In fact, the research revealed that the number of incidents logged by worried hospital staff was the equivalent of one mistake for every five births.
Unfortunately, this news confirmed my concerns. The BBC figures echoed our research (conducted with the National Federation of Women’s Institutes, NFWI) earlier this year, which found that 50% of women experienced ‘red-flag events’ on labour wards.
‘Red flag events’, according to NICE, are signs that there may not be enough midwives available to give women and babies the care they need, for example having to wait more than 30 minutes to get pain relief or over an hour to be given stitches.
Our report, ‘Support Overdue: Women’s experiences of maternity services 2017’, is the second NFWI and NCT have produced and our latest findings suggest little progress has been made in the four years since the last publication.
So the new BBC figures were hardly a shock and we gave them the quote: “Maternity care is in crisis, staffing levels are dangerously low and midwives are being stretched to the limit.”
Did we go too far by using the word ‘crisis’? I don’t think so. Despite the vast majority of women in the UK having a good experience of maternity services, too many are still receiving substandard care. And the impact on physical and emotional wellbeing is significant.
We also called on the Government and the NHS to end the chronic midwife shortage. There is an estimated shortage of 3,500 midwives in England alone.
Women have told us that midwives are working hard to do the very best that they can, but that there are simply not enough of them to go around. This shortage must be addressed and action taken to implement NICE guidelines on safe staffing in maternity settings.

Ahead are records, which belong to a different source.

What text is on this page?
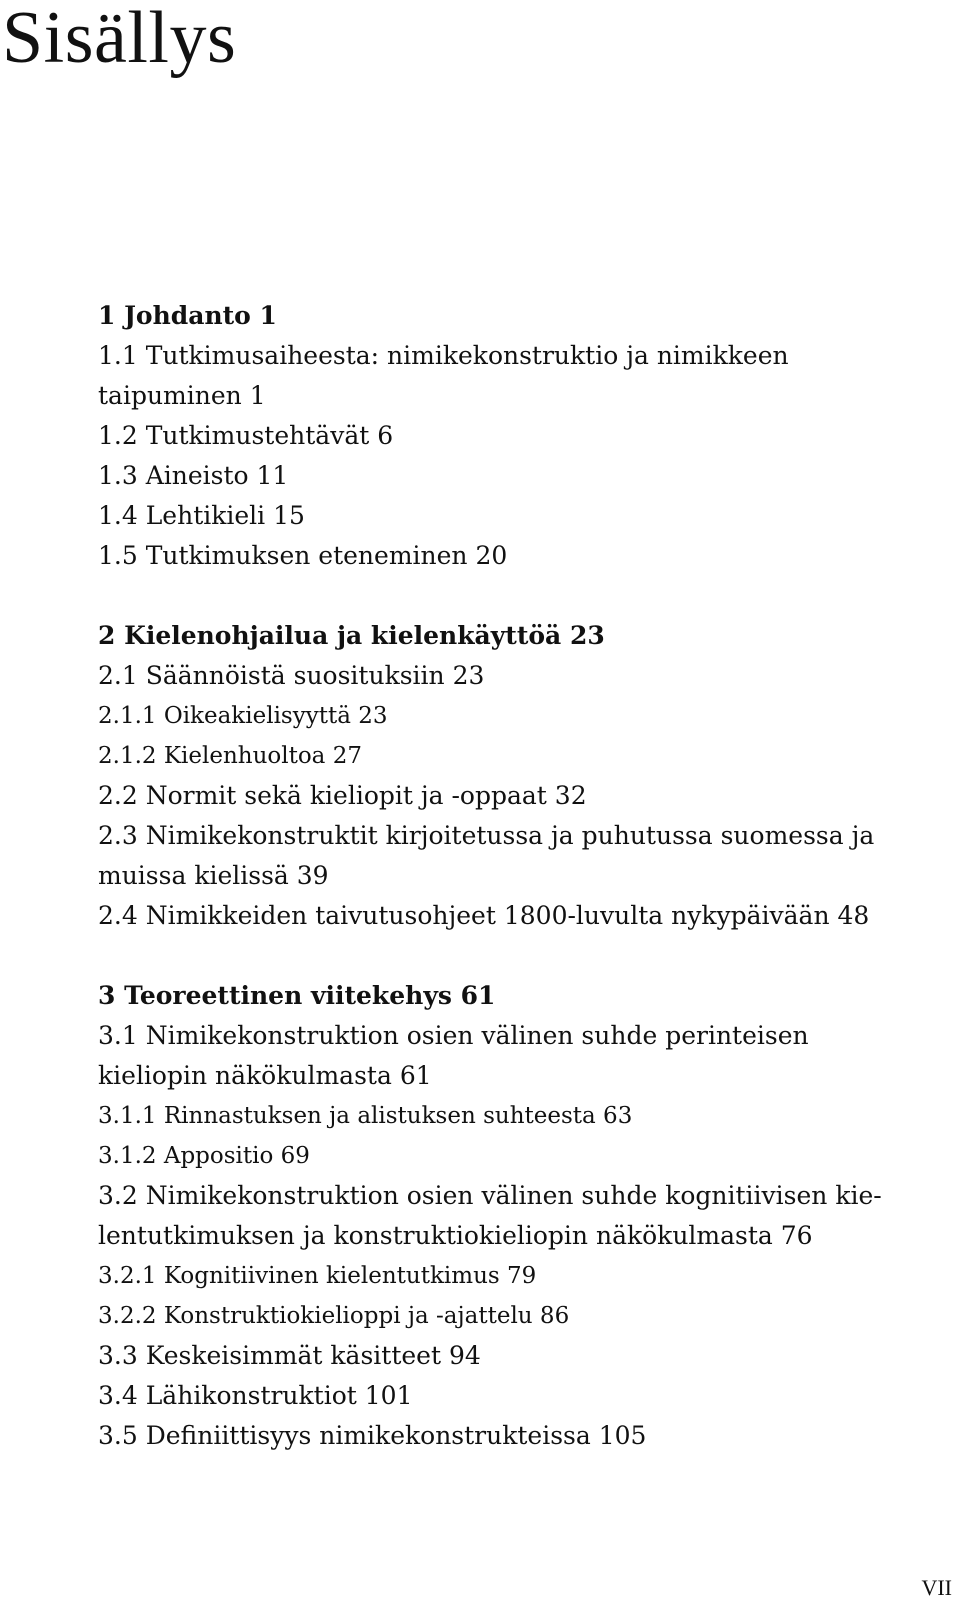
Sisällys
1 Johdanto 1
1.1 Tutkimusaiheesta: nimikekonstruktio ja nimikkeen
taipuminen 1
1.2 Tutkimustehtävät 6
1.3 Aineisto 11
1.4 Lehtikieli 15
1.5 Tutkimuksen eteneminen 20
2 Kielenohjailua ja kielenkäyttöä 23
2.1 Säännöistä suosituksiin 23
2.1.1 Oikeakielisyyttä 23
2.1.2 Kielenhuoltoa 27
2.2 Normit sekä kieliopit ja -oppaat 32
2.3 Nimikekonstruktit kirjoitetussa ja puhutussa suomessa ja
muissa kielissä 39
2.4 Nimikkeiden taivutusohjeet 1800-luvulta nykypäivään 48
3 Teoreettinen viitekehys 61
3.1 Nimikekonstruktion osien välinen suhde perinteisen
kieliopin näkökulmasta 61
3.1.1 Rinnastuksen ja alistuksen suhteesta 63
3.1.2 Appositio 69
3.2 Nimikekonstruktion osien välinen suhde kognitiivisen kie-
lentutkimuksen ja konstruktiokieliopin näkökulmasta 76
3.2.1 Kognitiivinen kielentutkimus 79
3.2.2 Konstruktiokielioppi ja -ajattelu 86
3.3 Keskeisimmät käsitteet 94
3.4 Lähikonstruktiot 101
3.5 Definiittisyys nimikekonstrukteissa 105
VII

But providing more midwives will not solve the complex problems on our maternity wards. The way that midwives work must change radically too.
We think that many of the problems that currently exist in maternity services could be addressed through better continuity of care. This is a system where a woman is supported by a midwife, small team of midwives and/or a clinical team that she knows and trusts throughout her pregnancy and afterwards.
Continuity of care enables midwives to have the time build a relationship with women and their partners to understand and meet their needs throughout pregnancy and afterwards. Women report greater satisfaction with information, advice, and choice of pain relief for example. They are also more positive about their overall birth experience, with an increased sense of control and less anxiety.
Importantly, continuity of care results in better outcomes for women and babies: women who received it are less likely to give birth prematurely, less likely to lose their baby during pregnancy and more likely to have more straightforward births than those receiving standard care.
Numerous studies have shown that continuity of care does not cost any more than running a properly staffed standard system, partly because of the cost savings made as a result of more straightforward births and shorter hospital stays.
It also leads to higher levels of job satisfaction for midwives and lower levels of burnout. So adopting this system could help to stem the flow of midwives leaving the profession due to their disillusionment with the current state of play.
It is timely that this week also saw NHS England publish new guidelines on ‘Implementing Better Births: Continuity of Carer’ to help Local Maternity Systems put continuity of carer in place within their services.
Making continuity of care a reality is a huge opportunity to work towards safe and high quality maternity care for women and babies - a change long overdue to lessen the number of crises on our maternity wards.